Эти грёзы приводили его в экстаз. В неслыханно далёкие времена люди будут вспоминать об этой славе так же, как вспоминают о славе Александра или Цезаря. Тот же гений горел и в нем. Его судьба заключается в том, чтобы сделать эту мечту явью. Конечно, не сразу. Он должен быть осторожным, должен тщательно рассчитывать каждый шаг. Но однажды он станет править всей Францией — и править так, как не правил ни один из великих королей!
Вошедший в комнату Бертье окликнул его. Когда он обернулся, Бертье, ничуть не уставший от великих подвигов, свершённых им в этот день, улыбнулся. Уродливое лицо начальника штаба покрыли лукавые морщинки.
— Вы счастливы, мой генерал? Сегодня вечером вы выглядите совсем иначе. В вашем лице, в ваших глазах появилось что-то такое...
Он благодарно похлопал Бертье по плечу.
— Это отсвет славы, мой друг, — славы, которую мы уже завоевали и которую нам только предстоит завоевать!

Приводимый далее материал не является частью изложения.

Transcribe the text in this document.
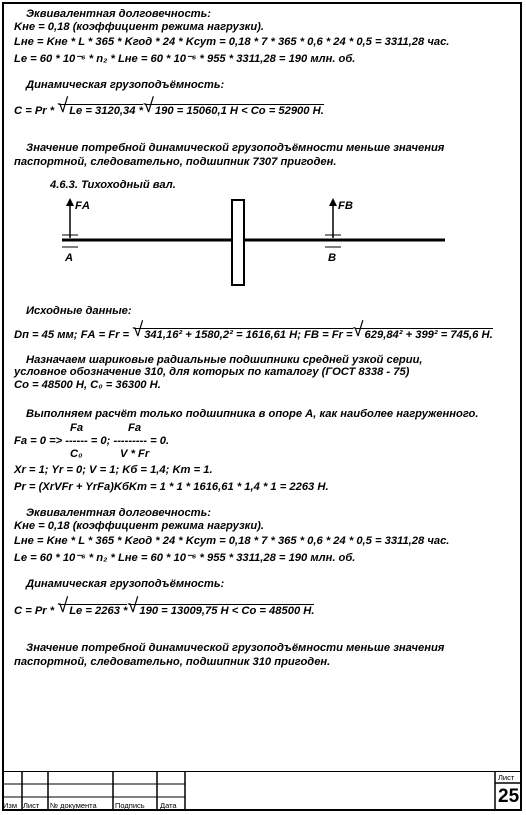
Эквивалентная долговечность:
Kнe = 0,18 (коэффициент режима нагрузки).
Lнe = Kнe * L * 365 * Kгод * 24 * Kсут = 0,18 * 7 * 365 * 0,6 * 24 * 0,5 = 3311,28 час.
Lе = 60 * 10⁻⁶ * n₂ * Lнe = 60 * 10⁻⁶ * 955 * 3311,28 = 190 млн. об.
Динамическая грузоподъёмность:
C = Pr * √ Lе = 3120,34 *√ 190 = 15060,1 Н < Cо = 52900 Н.
Значение потребной динамической грузоподъёмности меньше значения
паспортной, следовательно, подшипник 7307 пригоден.
4.6.3. Тихоходный вал.
FА	FВ
А	В
Исходные данные:
Dп = 45 мм; FА = Fr = √ 341,16² + 1580,2² = 1616,61 Н; FВ = Fr =√ 629,84² + 399² = 745,6 Н.
Назначаем шариковые радиальные подшипники средней узкой серии,
условное обозначение 310, для которых по каталогу (ГОСТ 8338 - 75)
Cо = 48500 Н, C₀ = 36300 Н.
Выполняем расчёт только подшипника в опоре А, как наиболее нагруженного.
Fa	Fa
Fa = 0 => ------ = 0; --------- = 0.
C₀	V * Fr
Xr = 1; Yr = 0; V = 1; Kб = 1,4; Kт = 1.
Pr = (XrVFr + YrFa)KбKт = 1 * 1 * 1616,61 * 1,4 * 1 = 2263 Н.
Эквивалентная долговечность:
Kнe = 0,18 (коэффициент режима нагрузки).
Lнe = Kнe * L * 365 * Kгод * 24 * Kсут = 0,18 * 7 * 365 * 0,6 * 24 * 0,5 = 3311,28 час.
Lе = 60 * 10⁻⁶ * n₂ * Lнe = 60 * 10⁻⁶ * 955 * 3311,28 = 190 млн. об.
Динамическая грузоподъёмность:
C = Pr * √ Lе = 2263 *√ 190 = 13009,75 Н < Cо = 48500 Н.
Значение потребной динамической грузоподъёмности меньше значения
паспортной, следовательно, подшипник 310 пригоден.
Изм Лист № документа Подпись Дата
Лист
25
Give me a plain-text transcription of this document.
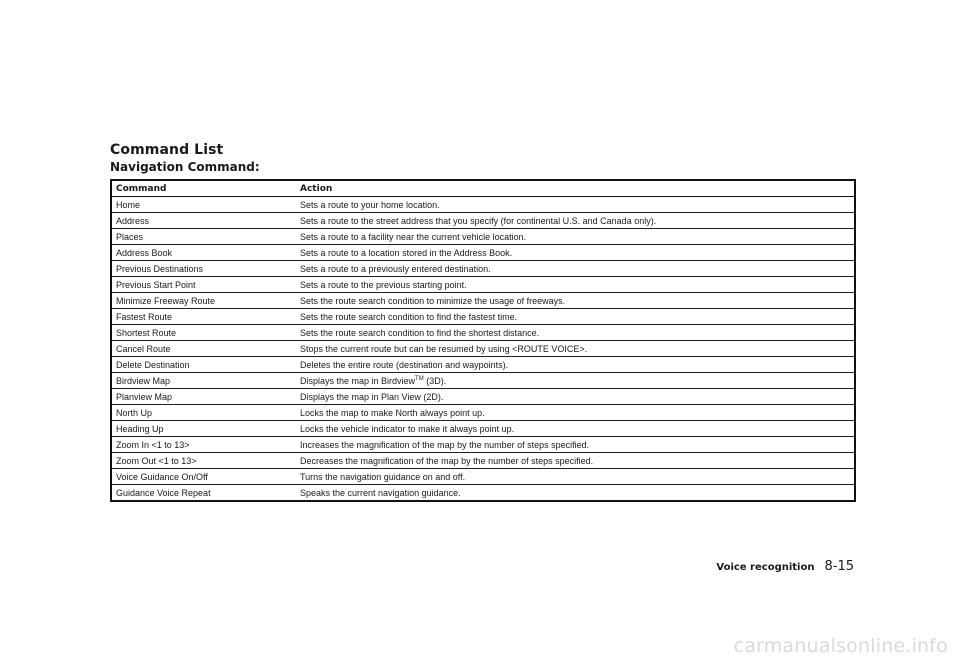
Command List
Navigation Command:
Command	Action
Home	Sets a route to your home location.
Address	Sets a route to the street address that you specify (for continental U.S. and Canada only).
Places	Sets a route to a facility near the current vehicle location.
Address Book	Sets a route to a location stored in the Address Book.
Previous Destinations	Sets a route to a previously entered destination.
Previous Start Point	Sets a route to the previous starting point.
Minimize Freeway Route	Sets the route search condition to minimize the usage of freeways.
Fastest Route	Sets the route search condition to find the fastest time.
Shortest Route	Sets the route search condition to find the shortest distance.
Cancel Route	Stops the current route but can be resumed by using <ROUTE VOICE>.
Delete Destination	Deletes the entire route (destination and waypoints).
Birdview Map	Displays the map in Birdview™ (3D).
Planview Map	Displays the map in Plan View (2D).
North Up	Locks the map to make North always point up.
Heading Up	Locks the vehicle indicator to make it always point up.
Zoom In <1 to 13>	Increases the magnification of the map by the number of steps specified.
Zoom Out <1 to 13>	Decreases the magnification of the map by the number of steps specified.
Voice Guidance On/Off	Turns the navigation guidance on and off.
Guidance Voice Repeat	Speaks the current navigation guidance.
Voice recognition 8-15
carmanualsonline.info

На следующий день он испытал чувство, совершенно обратное этому ощущению собственного величия и безграничной свободы. Обедая во дворце епископа, он увидел картину, на которой была изображена Адда и перекинутый через неё мост. Какое-то время он задумчиво смотрел на неё, а затем заговорил, обращаясь скорее к себе, чем к другим.
— Вовсе не такая большая... — сказал он.
Да, река была совсем не так велика, как ему недавно казалось.
Глава 17
Шёл третий день после незабываемой битвы на мосту. Полчаса назад он вернулся из Пиццигеттоне, блистательно захваченного вчера с первого же штурма. (Болье в крайней спешке отступал в Мантую, за рекой Минчо). Он прошёл в свою комнату в палаццо Питолетти и сел писать Жозефине.